Was that Jim Rogers, university system chancellor, or Jim Rogers, rabid basketball fan, who ripped into UNLV athletic director Mike Hamrick last week?

Rogers says it was a little bit of both.

During discussion before the Board of Regents voted to extend Hamrick's contract until 2012, Rogers criticized Hamrick for his three lackluster basketball and football seasons. Hamrick's successes in balancing the budget, improving athlete GPAs and avoiding NCAA violations were all fine and good, Rogers said, but when was UNLV going to win a national championship?

"He doesn't understand the tremendous frustration that those of us who have looked at this program for 15 years have," Rogers said in an interview Friday.

"The question is where are we going with an athletic program that is mediocre at best. So it was part of my frustration speaking as a basketball fan and a football fan."

As chancellor, Rogers said he also did not want to see the next president handcuffed by extending Hamrick's contract when he still had two years left. Rogers also suggested that Hamrick was trying to leverage offers from other universities to force UNLV's hand.

Rogers, who donates heavily to UNLV athletics, is one of many in the Las Vegas community who yearn for the days of Jerry Tarkanian. As basketball coach for two decades, Tarkanian raised UNLV's national reputation, racking up 20 consecutive winning seasons, four Final Four appearances and one national championship, in 1989-1990. He also embroiled the school in controversy after controversy with the NCAA.

Hamrick, who has been on the job for less than three years, shot back that if Rogers wanted someone to "win at all costs ... I am not the right athletics director."

Regent Mark Alden returned an uncashed, $1,000 check for his re-election campaign to a donor this week after the donor allegedly called him during the regents' meeting in Reno to campaign for Hamrick's contract extension. The donor gave the money with no conditions, Alden said, but then tried to tie the donation to a positive vote on Hamrick.

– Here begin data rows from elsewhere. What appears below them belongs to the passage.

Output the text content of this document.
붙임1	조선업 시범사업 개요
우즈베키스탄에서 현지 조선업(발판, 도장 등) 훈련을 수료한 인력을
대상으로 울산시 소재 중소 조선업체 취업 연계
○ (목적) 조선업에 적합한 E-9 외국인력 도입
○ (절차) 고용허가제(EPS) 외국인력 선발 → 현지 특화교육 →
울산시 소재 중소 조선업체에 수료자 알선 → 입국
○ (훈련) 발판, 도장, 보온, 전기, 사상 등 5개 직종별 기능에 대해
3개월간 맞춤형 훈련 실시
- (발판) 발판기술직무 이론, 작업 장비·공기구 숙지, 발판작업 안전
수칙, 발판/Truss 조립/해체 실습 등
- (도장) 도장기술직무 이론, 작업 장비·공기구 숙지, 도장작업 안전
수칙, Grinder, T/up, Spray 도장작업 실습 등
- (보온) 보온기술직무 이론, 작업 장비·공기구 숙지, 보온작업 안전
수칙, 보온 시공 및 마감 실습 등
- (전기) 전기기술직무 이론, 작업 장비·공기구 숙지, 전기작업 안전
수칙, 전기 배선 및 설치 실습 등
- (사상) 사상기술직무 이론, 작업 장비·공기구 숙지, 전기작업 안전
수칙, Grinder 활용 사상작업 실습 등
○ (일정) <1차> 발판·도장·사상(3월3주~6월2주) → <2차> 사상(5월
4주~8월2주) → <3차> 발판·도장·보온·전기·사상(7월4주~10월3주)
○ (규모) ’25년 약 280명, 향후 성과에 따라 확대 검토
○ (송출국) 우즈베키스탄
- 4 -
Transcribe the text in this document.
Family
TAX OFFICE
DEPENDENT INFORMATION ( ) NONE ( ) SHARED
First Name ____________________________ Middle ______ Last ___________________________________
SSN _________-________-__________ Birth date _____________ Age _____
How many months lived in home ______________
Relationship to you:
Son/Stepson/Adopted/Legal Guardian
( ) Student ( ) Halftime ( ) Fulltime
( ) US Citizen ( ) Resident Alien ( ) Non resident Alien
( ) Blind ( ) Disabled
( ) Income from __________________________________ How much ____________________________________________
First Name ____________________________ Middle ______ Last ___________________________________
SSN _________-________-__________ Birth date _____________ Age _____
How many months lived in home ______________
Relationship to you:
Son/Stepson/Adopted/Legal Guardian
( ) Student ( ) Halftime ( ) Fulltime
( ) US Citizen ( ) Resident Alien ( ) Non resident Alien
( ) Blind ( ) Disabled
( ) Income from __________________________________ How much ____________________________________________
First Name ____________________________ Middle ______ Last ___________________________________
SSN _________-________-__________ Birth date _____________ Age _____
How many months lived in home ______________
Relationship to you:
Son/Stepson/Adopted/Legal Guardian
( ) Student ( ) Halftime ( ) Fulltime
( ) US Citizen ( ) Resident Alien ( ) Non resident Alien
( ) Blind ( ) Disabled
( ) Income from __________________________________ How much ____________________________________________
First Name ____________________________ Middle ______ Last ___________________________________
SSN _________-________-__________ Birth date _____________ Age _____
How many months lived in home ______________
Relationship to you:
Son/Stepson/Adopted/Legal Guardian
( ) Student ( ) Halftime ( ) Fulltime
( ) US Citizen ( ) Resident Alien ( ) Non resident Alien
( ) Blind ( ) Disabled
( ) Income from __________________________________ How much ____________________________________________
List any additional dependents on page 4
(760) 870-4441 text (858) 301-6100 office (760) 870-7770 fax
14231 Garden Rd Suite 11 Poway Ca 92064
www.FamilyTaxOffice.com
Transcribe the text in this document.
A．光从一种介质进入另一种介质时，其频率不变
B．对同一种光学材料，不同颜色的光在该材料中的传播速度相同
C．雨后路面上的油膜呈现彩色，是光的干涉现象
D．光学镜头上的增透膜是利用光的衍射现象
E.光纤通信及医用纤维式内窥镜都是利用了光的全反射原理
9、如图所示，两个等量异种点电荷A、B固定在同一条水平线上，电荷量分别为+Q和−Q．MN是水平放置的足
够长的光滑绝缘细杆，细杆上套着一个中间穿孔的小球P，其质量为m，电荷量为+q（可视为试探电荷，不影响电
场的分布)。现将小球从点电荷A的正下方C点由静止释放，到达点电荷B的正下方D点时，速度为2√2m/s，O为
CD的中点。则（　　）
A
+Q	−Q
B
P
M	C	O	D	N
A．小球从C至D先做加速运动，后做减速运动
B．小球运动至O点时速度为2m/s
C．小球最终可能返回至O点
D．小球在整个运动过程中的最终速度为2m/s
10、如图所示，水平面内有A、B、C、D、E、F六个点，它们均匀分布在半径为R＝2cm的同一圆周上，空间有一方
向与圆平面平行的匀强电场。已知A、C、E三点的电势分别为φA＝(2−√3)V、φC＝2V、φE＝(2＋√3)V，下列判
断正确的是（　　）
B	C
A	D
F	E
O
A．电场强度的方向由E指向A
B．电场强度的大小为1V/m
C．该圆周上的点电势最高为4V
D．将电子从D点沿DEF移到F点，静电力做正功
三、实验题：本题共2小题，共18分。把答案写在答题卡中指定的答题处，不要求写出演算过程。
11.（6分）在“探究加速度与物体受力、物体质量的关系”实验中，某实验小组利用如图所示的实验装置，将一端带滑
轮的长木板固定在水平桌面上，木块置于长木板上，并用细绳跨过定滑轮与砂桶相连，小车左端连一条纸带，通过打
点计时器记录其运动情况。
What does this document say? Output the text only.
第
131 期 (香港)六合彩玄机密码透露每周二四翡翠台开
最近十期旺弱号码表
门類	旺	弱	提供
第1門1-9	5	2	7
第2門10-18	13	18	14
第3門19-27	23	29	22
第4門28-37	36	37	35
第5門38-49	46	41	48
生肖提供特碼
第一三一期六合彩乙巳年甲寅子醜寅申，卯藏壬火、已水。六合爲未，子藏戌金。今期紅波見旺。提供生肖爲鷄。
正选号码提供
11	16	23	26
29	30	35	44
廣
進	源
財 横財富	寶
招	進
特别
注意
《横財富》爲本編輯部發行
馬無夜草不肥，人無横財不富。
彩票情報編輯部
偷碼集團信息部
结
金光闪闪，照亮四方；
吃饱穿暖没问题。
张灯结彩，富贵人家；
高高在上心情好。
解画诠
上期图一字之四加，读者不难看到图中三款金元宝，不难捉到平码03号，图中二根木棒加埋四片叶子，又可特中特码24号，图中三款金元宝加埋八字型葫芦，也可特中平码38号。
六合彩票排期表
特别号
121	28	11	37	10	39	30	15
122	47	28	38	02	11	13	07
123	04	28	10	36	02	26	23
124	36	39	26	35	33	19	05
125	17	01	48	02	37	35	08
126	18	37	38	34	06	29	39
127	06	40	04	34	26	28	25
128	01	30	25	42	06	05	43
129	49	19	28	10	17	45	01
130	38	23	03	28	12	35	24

Alden said he voted in favor of Hamrick's contract extension because Hamrick had cleaned up the athletic department. But he returned the donation to avoid any perception that the money is why he voted for Hamrick's contract.

UNLV's Boyd School of Law is taking a microscope to President Bush with a visit this evening from Pulitzer Prize winning historian Jack Rakove.

Rakove will analyze how the Bush administration has interpreted the president's constitutional powers in the war in Iraq and in the war on terror, said the law school's dean, Richard Morgan.

The 7 p.m. Philip Pro lecture, "Presidential Commander: Constitutional Myth, Political Reality," is in room 102 of the law school on UNLV's Maryland Parkway campus. It is free and open to the public.

Local developer Michael Saltman and his wife, Sonja, have joined Rogers, gaming magnate Bill Boyd and the Thomas and Mack families in the law school's big donor club.

UNLV will be honoring the Saltmans Tuesday for another contribution to the Saltman Center for Conflict Resolution, Morgan said. The Saltmans have asked Morgan to keep the amount confidential, but they gave $1 million to get the center started.